In recent years, social media such as Twitter (on the “Twitter Revolutions” see pp. 7 et seq.) and Facebook have been used in attempts to overthrow authoritarian regimes. But also beyond these easily accessible tools, activists have long used hacking in the context of protesting unjust regimes and demonstrating in favor of human rights and freedoms. Also states have long discovered hacking as a tool for both the proliferation of ideas and for direct attacks against adversaries. Today, this toll is also in the hands of human rights activists and dissidents (pp. 36 et seq. and pp. 73 et seq.). After establishing a solid fundament, Ziccardi describes and explains these activities (pp. 73 et seq.). He succeeds in making the mind-set and ethos of (this part of) the hacking community accessible to the reader (pp. 90 et seq.) and provides numerous examples of activist hacking. Yet, he does not stop there. After all, hacking for political purposes remains merely the use of one tool for an other end. Rather, the author puts things into perspective by looking at the legal aspect of the use of the internet in chapter 4 (pp. 125 et seq.), in particular from the perspective of human rights. He not only describes existing human rights norms but also explains potential threats. But it is the following chapter which might be of greatest interest to readers who come from a legal, rather than an IT background. In chapter 5, Ziccardi elaborates on the way what he refers to as “Liberation Technology” is used in practice, explaining techniques to protect users and to circumvent firewalls (pp. 161 et seq.). In doing so, he has made technological issues accessible to readers with non-IT backgrounds.
This is certainly the greatest contribution made by the author: to translate techonological concepts for lawyers and to put IT-related issues into a wider legal context. Lawyers and teachers have similar roles and Ziccardi masters this role: he manages to translate between two distinct worlds, technology and law. Law itself remains theoretical but a truly good lawyer also understands how the law she or he practices relates to the real world. In this sense, and for internet users around the world, the internet, for all practical purposes, has become part of the real world. Although there are still differences, not only for digital natives has the virtual become as real as the physical.
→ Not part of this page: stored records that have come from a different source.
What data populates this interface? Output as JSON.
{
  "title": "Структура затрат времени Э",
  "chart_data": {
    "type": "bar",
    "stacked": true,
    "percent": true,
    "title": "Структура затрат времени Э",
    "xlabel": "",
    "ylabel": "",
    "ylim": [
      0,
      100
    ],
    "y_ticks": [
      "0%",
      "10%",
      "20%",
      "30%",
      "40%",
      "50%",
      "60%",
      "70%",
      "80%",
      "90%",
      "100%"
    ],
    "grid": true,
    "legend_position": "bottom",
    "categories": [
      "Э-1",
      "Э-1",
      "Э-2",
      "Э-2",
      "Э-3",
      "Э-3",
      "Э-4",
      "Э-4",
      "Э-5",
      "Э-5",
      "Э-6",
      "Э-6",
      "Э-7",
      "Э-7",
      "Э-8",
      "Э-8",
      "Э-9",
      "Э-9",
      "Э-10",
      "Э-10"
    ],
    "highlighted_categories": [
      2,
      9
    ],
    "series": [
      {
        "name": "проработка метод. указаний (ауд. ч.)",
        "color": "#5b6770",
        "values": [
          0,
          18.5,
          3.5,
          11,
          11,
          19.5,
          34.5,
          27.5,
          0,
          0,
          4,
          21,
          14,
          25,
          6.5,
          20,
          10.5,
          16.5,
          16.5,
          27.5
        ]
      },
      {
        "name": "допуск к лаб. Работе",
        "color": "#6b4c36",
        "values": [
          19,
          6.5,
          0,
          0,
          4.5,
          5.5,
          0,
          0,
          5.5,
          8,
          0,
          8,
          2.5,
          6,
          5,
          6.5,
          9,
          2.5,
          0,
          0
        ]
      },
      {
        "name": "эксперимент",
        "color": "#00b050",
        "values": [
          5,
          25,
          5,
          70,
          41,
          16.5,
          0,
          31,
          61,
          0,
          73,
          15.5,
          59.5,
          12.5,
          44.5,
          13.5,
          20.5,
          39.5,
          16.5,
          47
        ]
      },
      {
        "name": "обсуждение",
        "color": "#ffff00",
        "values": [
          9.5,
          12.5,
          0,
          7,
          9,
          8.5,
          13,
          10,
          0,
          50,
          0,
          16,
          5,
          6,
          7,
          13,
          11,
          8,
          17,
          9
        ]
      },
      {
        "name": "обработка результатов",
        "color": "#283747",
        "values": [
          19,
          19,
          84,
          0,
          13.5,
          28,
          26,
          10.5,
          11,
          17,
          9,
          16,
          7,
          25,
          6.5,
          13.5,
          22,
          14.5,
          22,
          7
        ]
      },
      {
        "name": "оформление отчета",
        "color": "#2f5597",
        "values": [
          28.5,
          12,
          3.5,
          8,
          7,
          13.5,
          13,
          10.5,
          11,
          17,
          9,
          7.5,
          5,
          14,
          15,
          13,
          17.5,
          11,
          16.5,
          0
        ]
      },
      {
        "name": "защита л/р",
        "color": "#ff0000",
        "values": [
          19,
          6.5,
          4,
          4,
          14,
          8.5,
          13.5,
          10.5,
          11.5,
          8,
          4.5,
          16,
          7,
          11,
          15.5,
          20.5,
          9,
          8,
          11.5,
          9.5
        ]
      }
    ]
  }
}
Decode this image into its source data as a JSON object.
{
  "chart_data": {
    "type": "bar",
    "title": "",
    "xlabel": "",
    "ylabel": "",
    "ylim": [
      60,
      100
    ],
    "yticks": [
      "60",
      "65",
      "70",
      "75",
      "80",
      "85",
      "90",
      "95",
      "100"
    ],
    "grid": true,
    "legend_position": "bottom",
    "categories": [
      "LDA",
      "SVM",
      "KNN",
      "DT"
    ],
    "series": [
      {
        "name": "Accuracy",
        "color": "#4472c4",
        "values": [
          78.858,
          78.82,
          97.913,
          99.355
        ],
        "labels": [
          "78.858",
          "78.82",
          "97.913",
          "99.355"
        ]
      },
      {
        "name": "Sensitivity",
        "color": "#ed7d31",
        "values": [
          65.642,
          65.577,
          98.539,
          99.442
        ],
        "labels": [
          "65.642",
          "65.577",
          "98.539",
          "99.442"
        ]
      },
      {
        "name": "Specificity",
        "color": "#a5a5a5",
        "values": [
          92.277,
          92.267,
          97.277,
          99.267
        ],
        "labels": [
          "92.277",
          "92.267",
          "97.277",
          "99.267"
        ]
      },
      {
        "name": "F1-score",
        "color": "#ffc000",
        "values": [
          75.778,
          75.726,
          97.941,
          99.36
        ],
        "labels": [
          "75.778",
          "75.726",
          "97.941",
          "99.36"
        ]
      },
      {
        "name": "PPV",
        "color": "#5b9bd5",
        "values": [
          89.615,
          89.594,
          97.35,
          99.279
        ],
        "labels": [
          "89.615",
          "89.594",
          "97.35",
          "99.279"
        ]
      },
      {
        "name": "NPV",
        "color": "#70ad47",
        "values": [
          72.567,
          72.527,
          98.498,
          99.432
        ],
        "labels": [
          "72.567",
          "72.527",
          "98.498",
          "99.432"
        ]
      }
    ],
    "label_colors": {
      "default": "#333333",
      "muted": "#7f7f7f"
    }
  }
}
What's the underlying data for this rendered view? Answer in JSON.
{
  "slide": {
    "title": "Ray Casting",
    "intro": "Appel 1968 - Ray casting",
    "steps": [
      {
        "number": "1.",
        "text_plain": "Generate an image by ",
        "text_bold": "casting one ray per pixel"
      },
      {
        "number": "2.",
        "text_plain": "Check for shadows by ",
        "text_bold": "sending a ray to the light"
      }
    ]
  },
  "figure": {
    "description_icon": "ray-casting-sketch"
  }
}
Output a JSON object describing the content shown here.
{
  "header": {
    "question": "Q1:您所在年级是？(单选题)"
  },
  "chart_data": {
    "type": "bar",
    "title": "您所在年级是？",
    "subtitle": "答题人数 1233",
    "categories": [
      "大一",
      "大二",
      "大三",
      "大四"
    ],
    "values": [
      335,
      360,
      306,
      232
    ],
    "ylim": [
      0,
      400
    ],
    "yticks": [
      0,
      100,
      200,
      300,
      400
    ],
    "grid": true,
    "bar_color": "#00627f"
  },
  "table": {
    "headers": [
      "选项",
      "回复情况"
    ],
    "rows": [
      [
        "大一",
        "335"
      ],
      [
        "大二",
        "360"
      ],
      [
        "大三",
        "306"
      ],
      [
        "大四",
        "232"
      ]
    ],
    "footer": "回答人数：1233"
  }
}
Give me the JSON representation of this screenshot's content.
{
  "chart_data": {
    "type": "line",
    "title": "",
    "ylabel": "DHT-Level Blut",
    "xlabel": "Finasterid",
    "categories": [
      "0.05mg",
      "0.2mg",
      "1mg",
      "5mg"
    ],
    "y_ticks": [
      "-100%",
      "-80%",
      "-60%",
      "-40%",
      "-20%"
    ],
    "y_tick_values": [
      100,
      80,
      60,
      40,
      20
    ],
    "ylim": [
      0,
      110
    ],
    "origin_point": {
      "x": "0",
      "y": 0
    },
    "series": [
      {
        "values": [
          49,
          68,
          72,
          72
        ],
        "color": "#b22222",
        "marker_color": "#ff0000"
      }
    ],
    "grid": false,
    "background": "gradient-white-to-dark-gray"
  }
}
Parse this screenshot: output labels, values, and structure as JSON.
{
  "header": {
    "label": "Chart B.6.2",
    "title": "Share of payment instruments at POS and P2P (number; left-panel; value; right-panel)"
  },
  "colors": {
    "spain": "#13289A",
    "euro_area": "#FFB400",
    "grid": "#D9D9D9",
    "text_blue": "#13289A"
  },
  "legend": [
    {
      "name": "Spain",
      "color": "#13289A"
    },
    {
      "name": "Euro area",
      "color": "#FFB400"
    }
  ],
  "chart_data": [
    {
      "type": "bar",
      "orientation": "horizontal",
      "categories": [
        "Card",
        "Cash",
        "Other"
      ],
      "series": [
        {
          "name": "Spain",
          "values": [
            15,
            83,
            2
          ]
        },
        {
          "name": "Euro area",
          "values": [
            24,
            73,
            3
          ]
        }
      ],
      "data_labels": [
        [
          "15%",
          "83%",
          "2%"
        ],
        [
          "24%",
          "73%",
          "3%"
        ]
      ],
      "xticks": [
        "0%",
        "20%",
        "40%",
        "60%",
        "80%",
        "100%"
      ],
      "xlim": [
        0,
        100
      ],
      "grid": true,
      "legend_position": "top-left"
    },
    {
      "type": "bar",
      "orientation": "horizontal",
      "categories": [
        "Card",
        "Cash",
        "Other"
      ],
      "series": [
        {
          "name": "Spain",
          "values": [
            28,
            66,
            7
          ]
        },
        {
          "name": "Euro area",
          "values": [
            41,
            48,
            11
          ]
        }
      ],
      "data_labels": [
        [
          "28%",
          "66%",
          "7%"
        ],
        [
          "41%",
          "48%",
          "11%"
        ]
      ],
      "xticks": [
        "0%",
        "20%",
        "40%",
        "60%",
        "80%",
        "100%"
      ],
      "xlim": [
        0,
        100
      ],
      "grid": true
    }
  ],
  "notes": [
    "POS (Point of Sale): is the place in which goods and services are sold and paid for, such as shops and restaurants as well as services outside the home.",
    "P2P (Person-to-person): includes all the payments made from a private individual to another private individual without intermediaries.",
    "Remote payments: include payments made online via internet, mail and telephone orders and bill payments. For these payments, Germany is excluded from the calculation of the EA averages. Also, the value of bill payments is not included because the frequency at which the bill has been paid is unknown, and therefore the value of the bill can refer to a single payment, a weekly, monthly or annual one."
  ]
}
While law is often slow to adapt to such developments, Ziccardi has managed not only to raise awareness of technological issues among lawyers but to bring these two worlds together.
In the sixth chapter, he goes even a step further and goes to the home jurisdiction of many readers by looking at specific situations in no less than fifteen countries, including also India (pp. 283 et seq.) as well as a range of very different states. These states include South Korea (pp. 227 et seq.), a veritable powerhouse of the virtual world, as well as Cuba (pp. 214 et seq.), which has one of the world’s most regulated networks, thus providing the reader also with a closer look at more specific situations.
Ziccardi, who teaches at the University of Milan, has produced a book which should be essential reading for anybody who is interested in modern communication technologies and human rights. When reading the book, one can tell that Professor Ziccardi is writing about an issue which is close to his heart. In fact, he not only is a blogger himself (http://www.ilfattoquotidiano.it/blog/gziccardi/) but also has written a number of non-academic books, including, publishing in 2012, the novel “L’ultimo hacker” (“The ultimate hacker”). If anything, after have become curious, one would have wanted some more in-depth knowledge on a few points but the ample references at the end of each chapter are more than sufficient to make this book an ideal starting point to delve deeper into an issue which matters to almost all of us in one way or an other. In an age in which most of us cannot imagine life or work without computers and the internet, this publication is timely. At the same time a large part of mankind is suffering from hunger and preventable diseases and gap between those who have regular, affordable access to the internet and those who do not is widening. The next step has to be to ensure that all benefit from the joint knowledge and skills and that the internet is employed in order to solve humankind’s big problems. The problem of oppression and human rights violations is one, which can be tackled effectively by using communication technologies. In a sense, Ziccardi has shown how the internet can be used for the common good of all of mankind and provides an inspiration for readers. For a legal textbook, this is about as much as any author could hope for.